The Girl from the Grand Hotel: A Novel

  • By Camille Aubray
  • Blackstone Publishing
  • 312 pp.
  • Reviewed by Anne Eliot Feldman
  • May 9, 2024

An American in pre-WWII France navigates a daunting mix of starlets and spies.

The Girl from the Grand Hotel: A Novel

The first Cannes Film Festival was scheduled to open in France on Sept. 1, 1939, but never did; Germany invaded Poland that very day. This hidden gem of history offers a thrilling backdrop to Camille Aubray’s latest novel, The Girl from the Grand Hotel. Its first sentence aptly sets the stage and the stakes: “In the summer of 1939, Hollywood invaded the French Riviera…”

A year before, Adolf Hitler had pressured the jury at the Venice Cinema Mostra festival to award its top prizes to two propaganda pieces, a German film by Leni Riefenstahl and an Italian war film. This infuriated the non-fascist world, and the idea of creating a new festival that transcended politics was born. One year later, Cannes brimmed with excitement. Despite “warning signs all along,” writes Aubray, “…everyone was either too busy or having too much fun to notice that, this summer, they were all on a collision course with history.”

With this tidy prologue, we enter a story steeped in glamor and espionage, seen through the eyes of 20-year-old Annabel Faucon, a born-and-bred New Yorker. Recently orphaned following her photographer father’s death, Annabel comes to Cannes in August 1939 to work for her French uncle at the Grand Hotel, a fictional place inspired by the histories of three famed hotels on the Cote d’Azur. Oncle JP has booked Annabel a room at a nearby boardinghouse, from which she can ride her bicycle to work and visit JP’s handicapped 8-year-old granddaughter, Delphine, during her off hours.

The “dazzling gaiety” around the hotel excites Annabel, but “an apprehensive feeling of impending catastrophe” soon tempers all she does. With some experience in theater, she is handpicked to keep an eye on two Hollywood types: a hardworking writer (with a reputed drinking problem) named F. Scott Fitzgerald and renegade leading man Jack Cabot, who appears bent on luring his German actress/girlfriend, Téa Marlot, away from her studio to work for him.

Annabel types up Scott’s voluminous screenplays and ponders his generous wisdom. The devilish Jack takes her to scout shooting locations, often when Téa is unavailable because she’s been summoned by the Nazi guests who come and go from a ship anchored off the Riviera. Then there is the stunning Rick Bladley, son of a wealthy American who may buy up the entire Grand Hotel. Rick is staying in its penthouse, and while his arrogance annoys Annabel, no one is kinder to tiny Delphine.

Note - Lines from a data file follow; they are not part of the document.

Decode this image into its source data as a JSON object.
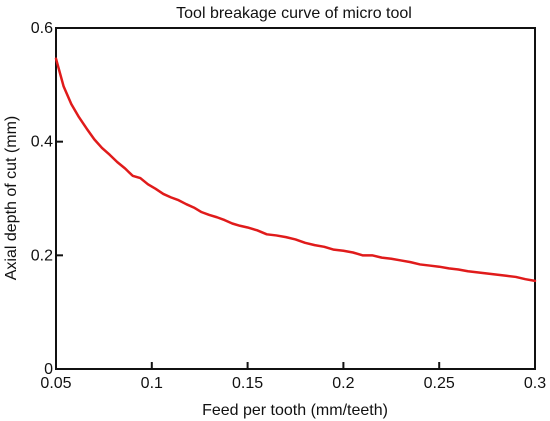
{
  "chart_data": {
    "type": "line",
    "title": "Tool breakage curve of micro tool",
    "xlabel": "Feed per tooth (mm/teeth)",
    "ylabel": "Axial depth of  cut (mm)",
    "xlim": [
      0.05,
      0.3
    ],
    "ylim": [
      0,
      0.6
    ],
    "xticks": [
      0.05,
      0.1,
      0.15,
      0.2,
      0.25,
      0.3
    ],
    "xtick_labels": [
      "0.05",
      "0.1",
      "0.15",
      "0.2",
      "0.25",
      "0.3"
    ],
    "yticks": [
      0,
      0.2,
      0.4,
      0.6
    ],
    "ytick_labels": [
      "0",
      "0.2",
      "0.4",
      "0.6"
    ],
    "grid": false,
    "legend": "none",
    "series": [
      {
        "color": "#e01b1b",
        "x": [
          0.05,
          0.054,
          0.058,
          0.062,
          0.066,
          0.07,
          0.074,
          0.078,
          0.082,
          0.086,
          0.09,
          0.094,
          0.098,
          0.102,
          0.106,
          0.11,
          0.114,
          0.118,
          0.122,
          0.126,
          0.13,
          0.134,
          0.138,
          0.142,
          0.146,
          0.15,
          0.155,
          0.16,
          0.165,
          0.17,
          0.175,
          0.18,
          0.185,
          0.19,
          0.195,
          0.2,
          0.205,
          0.21,
          0.215,
          0.22,
          0.225,
          0.23,
          0.235,
          0.24,
          0.245,
          0.25,
          0.255,
          0.26,
          0.265,
          0.27,
          0.275,
          0.28,
          0.285,
          0.29,
          0.295,
          0.3
        ],
        "y": [
          0.546,
          0.497,
          0.466,
          0.443,
          0.423,
          0.404,
          0.389,
          0.377,
          0.364,
          0.353,
          0.34,
          0.336,
          0.325,
          0.317,
          0.308,
          0.302,
          0.297,
          0.29,
          0.284,
          0.276,
          0.271,
          0.267,
          0.262,
          0.256,
          0.252,
          0.249,
          0.244,
          0.237,
          0.235,
          0.232,
          0.228,
          0.222,
          0.218,
          0.215,
          0.21,
          0.208,
          0.205,
          0.2,
          0.2,
          0.196,
          0.194,
          0.191,
          0.188,
          0.184,
          0.182,
          0.18,
          0.177,
          0.175,
          0.172,
          0.17,
          0.168,
          0.166,
          0.164,
          0.162,
          0.158,
          0.155
        ]
      }
    ]
  }
}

As Annabel struggles with falling for Jack and wonders where Téa’s political loyalties lie, a murder is discovered, a secret Nazi communications system comes to light, and everyone appears to be watching everyone else. Annabel exists at the center of the intrigue. She feels “as if everything she’d thought of as solid fact was actually a dream…like being in her father’s photography studio and staring at a negative of a picture — where black was white and white was black.”

As the month moves along, the push to ferret out details of the homicide and of the Nazi communiques reaches a fever pitch; war seems imminent. Following the book’s inevitable climax, a postwar epilogue stretches to the year 2000, illuminating Annabel’s colorful life after Cannes.

The beauty of Aubray’s uncluttered prose describing the South of France — its lemon-yellow sun, brilliant azure sky, bright-blue sea, grey-violet mountains, and fragrant gardens lends credence to the F. Scott Fitzgerald quote she uses to open the novel’s first part: “I…would give my life for three years in France.” The numerous real-life luminaries who pepper the story add comforting gravitas and depth to the narrative, and Aubray hews close to their actual stories and personas.

Fitzgerald is in poor health and will die in the next year. Joseph P. Kennedy serving in 1938-1940 as U.S. ambassador to the United Kingdom — comes across as the glamorous studio financier he really was. Wearing “the longest false eyelashes Annabel had ever seen,” Mae West flirts with the likes of Kennedy and Gary Cooper. And Marlene Dietrich, “so deeply suntanned that she seemed like a bronze statue, behind sunglasses with round, shocking pink frames,” adds even more glitz.

The Girl from the Grand Hotel offers an imaginative glimpse into recent history, one that entertains as it gives perspective. It took courage and vision for organizers to put forth Cannes’ first film festival amidst an unstable world not dissimilar to our own. Since 1939, Cannes has hosted 76 such festivals, and we look forward to the 77th later this month.

With a B.A. from Colgate University, an M.A. from Georgetown University, both in Russian area studies, and a UCLA certificate in fiction writing, Anne Eliot Feldman has worked in the Library of Congress and the defense industry. She’s currently at work on a writing project of her own.